E’ tra gli anni 1450 e 1463 la data di esecuzione del “Cristo Risorto” di Piero della Francesca (Museo Civico di Sansepolcro – Arezzo). L’opera, un dipinto murale (225 x 200 cm), presenta un impianto scenico insolito: il Signore, al centro della composizione, è in piedi dietro al sarcofago. A colpire è la postura. Non ci troviamo davanti a una figura solitamente rappresentata per descrivere il momento del ritorno al Padre, quindi serena, piena di luce e grazia ma, sia il volto, sia l’atteggiamento sono diversi. Non è un Cristo dai lineamenti delicati anzi, sembra che l’artista abbia volutamente evitarli proponendo il ritratto di un uomo imbruttito, sottolineando, nel suo atteggiamento, non l’aspetto divino ma quello terreno. Pare un soldato trionfatore di una battaglia. Sono la posa, sostenuta da un’aria di sicurezza, quel ginocchio alzato col piede appoggiato sulla pietra, dove era posto il suo cadavere e la mano sinistra che impugna il vessillo con l’insegna dei crociati ad accentuare queste impressioni. E la riflessione, sempre da semplici osservatori, continua soffermandosi sui quattro soldati romani seduti davanti a lui. Dormono o sono morti? Come dobbiamo leggere la loro presenza? Rappresentano l’umanità sconvolta per non aver capito chi fosse quell’uomo mentre Cristo Trionfa nel regno di Dio?

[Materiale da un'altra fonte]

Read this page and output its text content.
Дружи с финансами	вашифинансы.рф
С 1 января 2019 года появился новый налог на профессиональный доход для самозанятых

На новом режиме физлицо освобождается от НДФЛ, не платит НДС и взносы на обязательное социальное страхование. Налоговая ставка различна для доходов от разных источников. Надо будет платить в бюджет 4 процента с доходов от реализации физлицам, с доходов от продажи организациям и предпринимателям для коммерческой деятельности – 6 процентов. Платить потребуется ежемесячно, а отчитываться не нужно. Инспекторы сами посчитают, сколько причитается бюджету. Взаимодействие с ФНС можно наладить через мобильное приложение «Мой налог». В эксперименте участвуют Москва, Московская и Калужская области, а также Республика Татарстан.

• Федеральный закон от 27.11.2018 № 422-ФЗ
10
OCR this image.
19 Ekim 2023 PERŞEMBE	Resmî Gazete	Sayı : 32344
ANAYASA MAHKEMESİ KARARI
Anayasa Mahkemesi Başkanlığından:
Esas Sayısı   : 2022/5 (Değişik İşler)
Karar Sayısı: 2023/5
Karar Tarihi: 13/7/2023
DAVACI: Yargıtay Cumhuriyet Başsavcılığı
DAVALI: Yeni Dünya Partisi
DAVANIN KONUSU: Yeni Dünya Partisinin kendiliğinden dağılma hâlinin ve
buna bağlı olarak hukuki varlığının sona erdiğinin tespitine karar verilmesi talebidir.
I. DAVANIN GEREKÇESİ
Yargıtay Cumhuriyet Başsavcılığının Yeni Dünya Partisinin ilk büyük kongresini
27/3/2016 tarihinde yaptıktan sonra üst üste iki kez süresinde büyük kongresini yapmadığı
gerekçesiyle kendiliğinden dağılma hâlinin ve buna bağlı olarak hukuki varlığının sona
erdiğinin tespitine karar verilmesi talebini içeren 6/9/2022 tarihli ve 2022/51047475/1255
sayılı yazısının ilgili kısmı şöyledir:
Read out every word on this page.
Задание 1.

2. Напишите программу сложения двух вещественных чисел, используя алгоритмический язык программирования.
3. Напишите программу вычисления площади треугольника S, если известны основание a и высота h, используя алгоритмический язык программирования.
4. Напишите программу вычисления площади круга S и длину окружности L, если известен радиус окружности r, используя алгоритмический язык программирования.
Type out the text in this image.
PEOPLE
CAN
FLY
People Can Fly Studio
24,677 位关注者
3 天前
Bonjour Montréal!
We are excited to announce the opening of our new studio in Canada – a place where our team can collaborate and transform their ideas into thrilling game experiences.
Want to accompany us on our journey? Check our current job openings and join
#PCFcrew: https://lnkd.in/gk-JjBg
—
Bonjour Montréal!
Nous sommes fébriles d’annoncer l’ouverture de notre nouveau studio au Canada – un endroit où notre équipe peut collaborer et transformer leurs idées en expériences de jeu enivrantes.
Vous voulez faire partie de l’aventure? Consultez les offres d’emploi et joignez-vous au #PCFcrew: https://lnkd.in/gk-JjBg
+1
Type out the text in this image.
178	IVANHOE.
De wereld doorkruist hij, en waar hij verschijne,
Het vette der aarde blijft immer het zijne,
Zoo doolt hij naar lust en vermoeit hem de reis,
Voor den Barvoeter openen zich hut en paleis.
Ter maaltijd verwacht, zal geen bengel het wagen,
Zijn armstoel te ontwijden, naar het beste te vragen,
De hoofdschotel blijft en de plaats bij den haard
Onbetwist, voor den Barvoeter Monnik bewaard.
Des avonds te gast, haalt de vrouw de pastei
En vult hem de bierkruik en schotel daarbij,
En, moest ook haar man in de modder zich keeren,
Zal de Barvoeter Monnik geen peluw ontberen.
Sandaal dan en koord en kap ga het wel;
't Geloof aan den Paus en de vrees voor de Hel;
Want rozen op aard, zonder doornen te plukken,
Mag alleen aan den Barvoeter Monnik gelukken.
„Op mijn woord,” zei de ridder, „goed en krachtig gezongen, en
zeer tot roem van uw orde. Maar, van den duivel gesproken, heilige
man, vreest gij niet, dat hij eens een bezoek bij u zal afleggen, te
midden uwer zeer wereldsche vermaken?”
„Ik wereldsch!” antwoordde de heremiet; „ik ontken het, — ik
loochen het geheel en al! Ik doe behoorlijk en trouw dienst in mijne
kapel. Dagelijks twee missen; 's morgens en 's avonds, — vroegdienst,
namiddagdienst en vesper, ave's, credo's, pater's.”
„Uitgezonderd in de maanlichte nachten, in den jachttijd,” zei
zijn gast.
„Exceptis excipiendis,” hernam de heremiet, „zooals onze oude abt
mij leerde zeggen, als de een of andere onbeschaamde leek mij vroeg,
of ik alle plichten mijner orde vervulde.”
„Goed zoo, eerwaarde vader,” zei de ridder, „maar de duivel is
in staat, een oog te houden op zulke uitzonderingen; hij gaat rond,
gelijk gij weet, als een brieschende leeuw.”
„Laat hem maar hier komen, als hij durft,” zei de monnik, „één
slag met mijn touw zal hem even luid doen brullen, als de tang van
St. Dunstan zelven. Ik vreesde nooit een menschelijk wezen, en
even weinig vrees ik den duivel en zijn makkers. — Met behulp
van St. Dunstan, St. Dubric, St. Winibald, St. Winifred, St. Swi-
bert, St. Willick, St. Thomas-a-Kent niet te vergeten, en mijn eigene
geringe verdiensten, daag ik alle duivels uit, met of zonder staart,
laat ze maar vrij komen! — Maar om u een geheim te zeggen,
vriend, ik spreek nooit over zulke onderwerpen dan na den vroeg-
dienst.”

Interessante soffermersi anche sullo sfondo dove si svolge la scena. Premesso che si tratta di una pittura rinascimentale e che, come tale rispetta precisi canoni compositivi, il paesaggio rappresentato descrive una natura in mutamento, come se l’artista volesse sottolineare il ciclo delle stagioni, quindi della vita terrena: da sinistra l’inverno, con una vegetazione spoglia e rinsecchita, pian piano si colora di toni verdi che accendono l’estate. Una tavolozza dalle tinte tenui, timide, come l’alba fredda nella quale avviene questo ritorno al Padre. Un contrasto con la potenza della luce quasi abbagliante che di solito, nelle rappresentazioni di questo Passaggio “scalda” tutto ciò che incontra.
Tra i capolavori dedicati alla Resurrezione non può mancare quello del fiammingo Pieter Paul Rubens (Siegen, 1577- Anversa, 1640). Il dipinto, un olio su tela (183×155cm), noto anche col titolo ” il Sepolcro pasquale” o “il Trionfo di Cristo sulla morte e sul peccato” , è databile intorno al 1616 e conservato nella Galleria Palatina di Palazzo Pitti a Firenze.
L’artista, tra il 1600 e il 1608, durante un viaggio in Italia, conobbe la grande arte locale cinquecentesca, in particolare quella veneziana, nelle opere di Tiziano, Veronese e Tintoretto. Rubens rappresenta tra i pittori quello che diede il maggior contributo allo stile barocco come ben si può notare nella composizione dei suoi lavori, caratterizzati da un accentuato dinamismo e senso drammatico, spesso ridondante come fosse una scena teatrale che coinvolge chi assiste. Uno stile ricco di particolari che sollecita e libera la fantasia.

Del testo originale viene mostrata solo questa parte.